The man walks and walks, dehydrating and dying, until he finds a small, golden disc in the sand. The man bends down to pick up the disc and sees that it is a watch of exquisite make. The word exquisite is not your own but that of the especially unimportant storyteller. You would have described the watch as beautiful, as promising.
The watch cannot help the man survive the heat, but it can give him something to think about while he dehydrates, and so the man looks at the watch and begins to wonder.
Who put the watch here?
He flips open the watch and sees the hands moving in perfectly timed increments, ticking away at an important purpose and unmindful of him. He then opens the back panel to see hundreds of little gears, all moving together in perfectly practices precision.
Who put the watch here?
That’s where the story ends, and as a thick band of shadow passes over, you begin to laugh great shouts of hysteria. The desert continues howling, the tower continues moving, and the fire continues burning, and as the world continues to ignore you, you continue you laugh.

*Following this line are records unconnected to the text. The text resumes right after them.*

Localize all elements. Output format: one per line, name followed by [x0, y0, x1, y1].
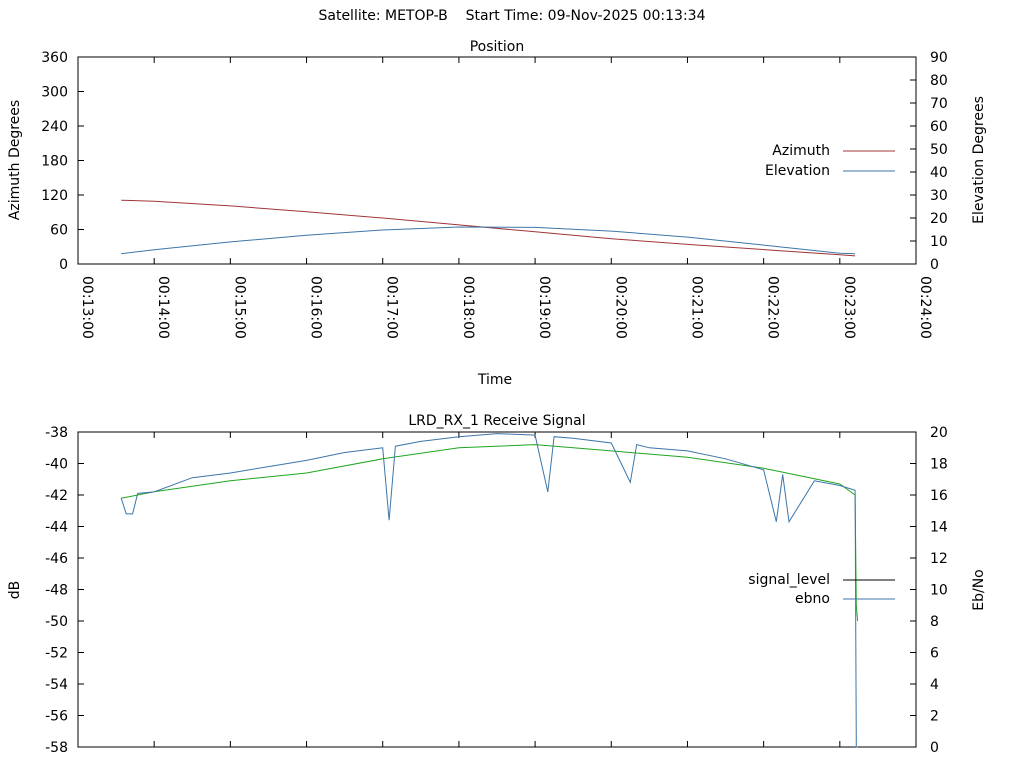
chart1-xtick-label: 00:17:00 [384, 276, 400, 339]
legend-azimuth-label: Azimuth [772, 143, 830, 159]
chart2-y2tick-label: 14 [930, 520, 948, 536]
chart1-xtick-label: 00:14:00 [155, 276, 171, 339]
chart2-ytick-label: -54 [45, 677, 68, 693]
chart1-xtick-label: 00:20:00 [612, 276, 628, 339]
position-chart: Position 0 60 120 180 240 300 360 0 10 20 30 40 50 60… [7, 39, 987, 388]
chart1-ytick-label: 300 [41, 85, 68, 101]
chart1-xtick-label: 00:23:00 [841, 276, 857, 339]
chart1-y2tick-label: 50 [930, 142, 948, 158]
chart2-ytick-label: -42 [45, 488, 68, 504]
chart1-xtick-label: 00:21:00 [688, 276, 704, 339]
chart2-y2tick-label: 16 [930, 488, 948, 504]
chart1-xtick-label: 00:15:00 [231, 276, 247, 339]
receive-signal-chart: LRD_RX_1 Receive Signal -58 -56 -54 -52 -50 -… [7, 413, 987, 756]
chart1-ytick-label: 180 [41, 154, 68, 170]
chart1-xtick-label: 00:24:00 [917, 276, 933, 339]
chart2-y2tick-label: 2 [930, 709, 939, 725]
chart1-y2tick-label: 20 [930, 211, 948, 227]
chart1-y2tick-label: 40 [930, 165, 948, 181]
series-azimuth-line [121, 199, 856, 257]
chart1-xtick-label: 00:22:00 [765, 276, 781, 339]
chart2-legend: signal_level ebno [748, 572, 895, 607]
series-ebno-line [120, 433, 858, 748]
chart2-y2tick-label: 0 [930, 740, 939, 756]
chart2-ytick-label: -44 [45, 520, 68, 536]
chart2-title: LRD_RX_1 Receive Signal [408, 413, 585, 429]
legend-ebno-label: ebno [795, 591, 830, 607]
chart2-ytick-label: -40 [45, 457, 68, 473]
chart2-y2tick-label: 4 [930, 677, 939, 693]
chart1-xtick-label: 00:16:00 [308, 276, 324, 339]
chart2-ytick-label: -56 [45, 709, 68, 725]
chart1-xtick-label: 00:18:00 [460, 276, 476, 339]
start-time-label: Start Time: 09-Nov-2025 00:13:34 [465, 8, 706, 24]
chart1-y2tick-label: 30 [930, 188, 948, 204]
chart1-ylabel: Azimuth Degrees [7, 100, 23, 220]
chart1-xtick-label: 00:19:00 [536, 276, 552, 339]
chart2-ytick-label: -52 [45, 646, 68, 662]
chart1-y2tick-label: 0 [930, 257, 939, 273]
chart2-ytick-label: -50 [45, 614, 68, 630]
chart2-ytick-label: -48 [45, 583, 68, 599]
satellite-label: Satellite: METOP-B [318, 8, 448, 24]
chart2-y2tick-label: 10 [930, 583, 948, 599]
chart1-y2tick-label: 10 [930, 234, 948, 250]
chart1-ytick-label: 240 [41, 119, 68, 135]
chart1-xlabel: Time [477, 372, 512, 388]
chart1-ytick-label: 0 [59, 257, 68, 273]
chart2-y2label: Eb/No [971, 569, 987, 611]
chart1-y2tick-label: 70 [930, 96, 948, 112]
chart2-ylabel: dB [7, 581, 23, 600]
chart2-y2tick-label: 6 [930, 646, 939, 662]
chart2-ytick-label: -46 [45, 551, 68, 567]
chart1-ytick-label: 120 [41, 188, 68, 204]
chart1-ytick-label: 60 [50, 223, 68, 239]
series-signal-level-line [121, 444, 859, 622]
chart1-y2label: Elevation Degrees [971, 96, 987, 224]
main-title: Satellite: METOP-B Start Time: 09-Nov-20… [0, 8, 1024, 24]
chart2-ytick-label: -38 [45, 425, 68, 441]
chart2-ytick-label: -58 [45, 740, 68, 756]
chart2-y2tick-label: 20 [930, 425, 948, 441]
legend-signal-level-label: signal_level [748, 572, 830, 588]
chart1-plot-area [77, 56, 917, 265]
chart1-ytick-label: 360 [41, 50, 68, 66]
chart2-y2tick-label: 18 [930, 457, 948, 473]
legend-elevation-label: Elevation [765, 163, 830, 179]
chart1-xtick-label: 00:13:00 [79, 276, 95, 339]
chart2-y2tick-label: 12 [930, 551, 948, 567]
chart1-y2tick-label: 90 [930, 50, 948, 66]
chart1-title: Position [470, 39, 525, 55]
chart2-plot-area [77, 431, 917, 748]
series-elevation-line [121, 226, 856, 255]
chart2-y2tick-label: 8 [930, 614, 939, 630]
chart1-legend: Azimuth Elevation [765, 143, 895, 179]
chart1-y2tick-label: 60 [930, 119, 948, 135]
chart1-y2tick-label: 80 [930, 73, 948, 89]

Look at what the Blind Watchmaker made!
Your laughs begin to turn into screams, and as the wind howls along with you, you can hear a deep, guttural growl. It grows and swells in sound until it is all around your head, and you open your eyes for one last look at the tower.
It is still there, still spinning, and still exquisite.
And the growl strengthens and tears at your ears, and you think you can make out words, but they are so far away.
You close your eyes and focus.
The growls begin to clear.
The world of sand, gears, and fire fades away.